Мучаюсь от жажды, а денег на пиво нет, и горько это признавать мужу – а именно мужу, который отважно служил своей стране и усердно трудился, чтобы сделать своей город лучше. Сорок пять лет от роду, а не хватает денег на кружку пива. По крайней мере, впереди ждёт состязание по поеданию. Меня греет мысль о том, что для подобных мероприятий обычное дело обеспечивать состязающихся достаточным количеством пива, но мои надежды быстро разбиваются распорядителем торжества.
– Нет пива? Вы что, шутите?
– Воду мы обеспечиваем вволю.
– Воду? По-вашему, едок-победитель управится с водой? Да что же это за дешёвые соревнования? Глубоко же в народе Самсарины засела скверна, раз они не могут обеспечить людям пиво во время еды. Мы в Турае с подобным никогда не мирились.

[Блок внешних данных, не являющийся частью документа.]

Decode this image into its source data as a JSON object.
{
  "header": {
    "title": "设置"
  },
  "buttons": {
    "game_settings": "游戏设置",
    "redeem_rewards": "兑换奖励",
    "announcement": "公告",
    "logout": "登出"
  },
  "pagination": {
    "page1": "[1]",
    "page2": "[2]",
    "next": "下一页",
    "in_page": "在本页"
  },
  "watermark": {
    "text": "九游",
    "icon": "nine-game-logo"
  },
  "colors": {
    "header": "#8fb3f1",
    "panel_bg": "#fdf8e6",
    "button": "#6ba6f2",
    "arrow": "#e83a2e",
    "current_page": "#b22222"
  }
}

– Так, может, тебе тогда вернуться в Турай, – говорит распорядитель торжества.
– Вернулся бы, коль самсаринцы перестали маяться дурью и собрались силами. Скажу я тебе...
Меня перебивают хлопком по плечу. Подошли Макри с Лисутаридой.
– Вы чего пришли?
– Пришли поддержать тебя, – говорит Макри.
– Похоже, как раз вовремя, чтобы предотвратить происшествие международного уровня, – говорит Лисутарида. – Я бы смягчила наезды на самсаринцев, пока мы пребываем в самой Самсарине.
– А ты этого мужика слышала? Пива нет! На состязании по поеданию пирогов! Курам на смех. Мне потребно пиво.
– Никогда не думал о том, что у тебя сложности?
– Какие сложности?
– Ты зависим от пива.
– Зависим от пива? Ничего подобного.
– Да, зависим.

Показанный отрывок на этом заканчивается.